Some in the neighborhood say the home at 2353 Vineville once belonged to the first woman to receive a bachelor's from an accredited university.

MACON, Ga. — The Macon-Bibb Planning and Zoning Board Monday stopped a plan from the Big House Foundation to knock down a century-old Vineville home and build a garden in its place.

Neighbors worried about additional noise peeking through from Vineville Avenue, and from a rumored amphitheater. Others said the home once belonged to the first woman ever to receive a bachelor's degree from an accredited university: Catherine Brewer Benson.

The Big House Foundation says Brewer Benson never lived in the house, and that this house was built from outbuildings on her original property after she died.

Over the course of the almost two-hour long debate, one word remained central: history. Not the history of the house, but the history of the Vineville neighborhood.

Chris Clark loves his neighborhood in historic Vineville.
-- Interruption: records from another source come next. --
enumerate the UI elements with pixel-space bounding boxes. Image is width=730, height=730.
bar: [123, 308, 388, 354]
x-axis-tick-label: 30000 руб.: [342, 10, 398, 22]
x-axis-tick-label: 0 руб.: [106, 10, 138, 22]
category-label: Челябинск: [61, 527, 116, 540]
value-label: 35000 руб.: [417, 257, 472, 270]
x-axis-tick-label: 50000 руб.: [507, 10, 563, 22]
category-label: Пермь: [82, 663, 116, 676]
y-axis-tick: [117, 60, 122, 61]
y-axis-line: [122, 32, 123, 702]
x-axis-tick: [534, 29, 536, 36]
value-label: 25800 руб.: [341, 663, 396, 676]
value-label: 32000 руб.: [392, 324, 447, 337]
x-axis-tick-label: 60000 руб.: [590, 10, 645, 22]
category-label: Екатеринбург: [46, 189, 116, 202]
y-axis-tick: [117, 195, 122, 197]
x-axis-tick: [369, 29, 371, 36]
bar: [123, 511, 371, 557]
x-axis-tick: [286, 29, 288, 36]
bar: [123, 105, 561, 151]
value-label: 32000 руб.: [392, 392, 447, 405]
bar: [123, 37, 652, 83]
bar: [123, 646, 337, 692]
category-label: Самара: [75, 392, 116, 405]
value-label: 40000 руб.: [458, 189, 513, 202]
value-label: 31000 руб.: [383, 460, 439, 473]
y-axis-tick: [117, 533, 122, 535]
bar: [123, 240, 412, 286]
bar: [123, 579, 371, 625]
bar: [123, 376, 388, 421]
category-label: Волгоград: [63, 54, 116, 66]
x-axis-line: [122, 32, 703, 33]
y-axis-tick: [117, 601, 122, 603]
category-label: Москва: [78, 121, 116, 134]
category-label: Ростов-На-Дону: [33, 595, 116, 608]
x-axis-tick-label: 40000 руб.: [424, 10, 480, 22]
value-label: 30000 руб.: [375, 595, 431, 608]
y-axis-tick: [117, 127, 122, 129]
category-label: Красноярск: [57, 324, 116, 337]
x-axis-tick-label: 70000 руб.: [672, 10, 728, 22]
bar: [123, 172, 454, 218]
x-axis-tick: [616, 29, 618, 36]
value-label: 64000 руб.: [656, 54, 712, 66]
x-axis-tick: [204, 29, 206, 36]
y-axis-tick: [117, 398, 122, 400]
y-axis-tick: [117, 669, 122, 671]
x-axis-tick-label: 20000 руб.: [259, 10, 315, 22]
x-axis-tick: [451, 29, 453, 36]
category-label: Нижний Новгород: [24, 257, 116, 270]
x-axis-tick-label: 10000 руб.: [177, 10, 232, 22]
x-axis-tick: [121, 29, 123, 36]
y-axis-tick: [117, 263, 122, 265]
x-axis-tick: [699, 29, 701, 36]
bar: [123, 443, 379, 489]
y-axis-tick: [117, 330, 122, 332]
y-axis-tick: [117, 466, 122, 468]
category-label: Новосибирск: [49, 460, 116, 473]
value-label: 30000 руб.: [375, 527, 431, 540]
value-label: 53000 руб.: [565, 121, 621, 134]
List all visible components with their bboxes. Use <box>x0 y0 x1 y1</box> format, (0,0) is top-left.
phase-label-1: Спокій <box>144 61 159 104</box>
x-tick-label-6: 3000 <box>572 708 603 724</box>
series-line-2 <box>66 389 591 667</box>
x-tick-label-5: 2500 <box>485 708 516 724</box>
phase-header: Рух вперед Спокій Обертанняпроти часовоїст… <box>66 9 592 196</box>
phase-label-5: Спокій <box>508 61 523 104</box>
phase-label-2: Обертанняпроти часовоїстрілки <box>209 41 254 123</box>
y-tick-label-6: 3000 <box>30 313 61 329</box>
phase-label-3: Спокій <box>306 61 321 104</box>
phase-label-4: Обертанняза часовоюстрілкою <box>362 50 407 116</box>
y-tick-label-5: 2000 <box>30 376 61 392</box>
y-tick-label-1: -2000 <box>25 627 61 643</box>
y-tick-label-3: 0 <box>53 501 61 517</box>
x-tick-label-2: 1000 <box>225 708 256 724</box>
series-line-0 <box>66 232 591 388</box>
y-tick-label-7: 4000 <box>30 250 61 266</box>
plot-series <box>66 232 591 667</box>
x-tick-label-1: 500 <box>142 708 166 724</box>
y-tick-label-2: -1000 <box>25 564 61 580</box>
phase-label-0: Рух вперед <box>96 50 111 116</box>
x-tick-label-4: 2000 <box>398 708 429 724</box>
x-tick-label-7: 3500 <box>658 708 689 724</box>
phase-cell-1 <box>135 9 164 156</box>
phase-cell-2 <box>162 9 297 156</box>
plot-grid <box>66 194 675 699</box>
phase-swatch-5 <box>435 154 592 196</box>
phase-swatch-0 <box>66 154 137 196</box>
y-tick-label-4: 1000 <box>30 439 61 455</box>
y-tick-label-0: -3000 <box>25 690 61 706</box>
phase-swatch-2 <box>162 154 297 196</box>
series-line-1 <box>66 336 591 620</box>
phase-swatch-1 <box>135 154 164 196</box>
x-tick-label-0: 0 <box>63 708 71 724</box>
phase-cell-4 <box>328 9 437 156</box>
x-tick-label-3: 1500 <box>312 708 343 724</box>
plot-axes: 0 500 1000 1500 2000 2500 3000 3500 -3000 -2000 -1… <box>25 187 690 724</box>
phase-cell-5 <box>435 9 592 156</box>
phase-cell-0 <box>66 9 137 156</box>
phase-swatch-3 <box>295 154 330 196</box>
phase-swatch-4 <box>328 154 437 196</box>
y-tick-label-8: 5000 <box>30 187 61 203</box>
He grew up there. It's home.

"We've got families, I raised my children there. We put down roots there," Clark said.

The rows of houses, manicured lawns and parks are some of his favorite things, but a green space the Big House proposed is not one of them.

"My main concern is that we're going to lose the streetscape that's presented by this house being on Vineville," Clark said.

The house at 2353 Vineville sits right next to the Big House. They say it's dangerous, and that there's actually a demolition order for the house. Their proposal to replace the house with a garden didn't fly with commissioners. They voted to fail the plan.

Now, it's back to the drawing board for the Big House. Commissioners told Jim Wells, the treasurer, that even though the plan was denied, they can come back with ideas on how to save the house. They said they'd also welcome a new home in its place.

Planning and Zoning commissioners said the main problem with the Big House proposal is that there would be too big of a space between houses. That's because historic neighborhoods like Vineville have certain requirements and restrictions, they said.

Wells declined an interview. He told us there was no backup plan.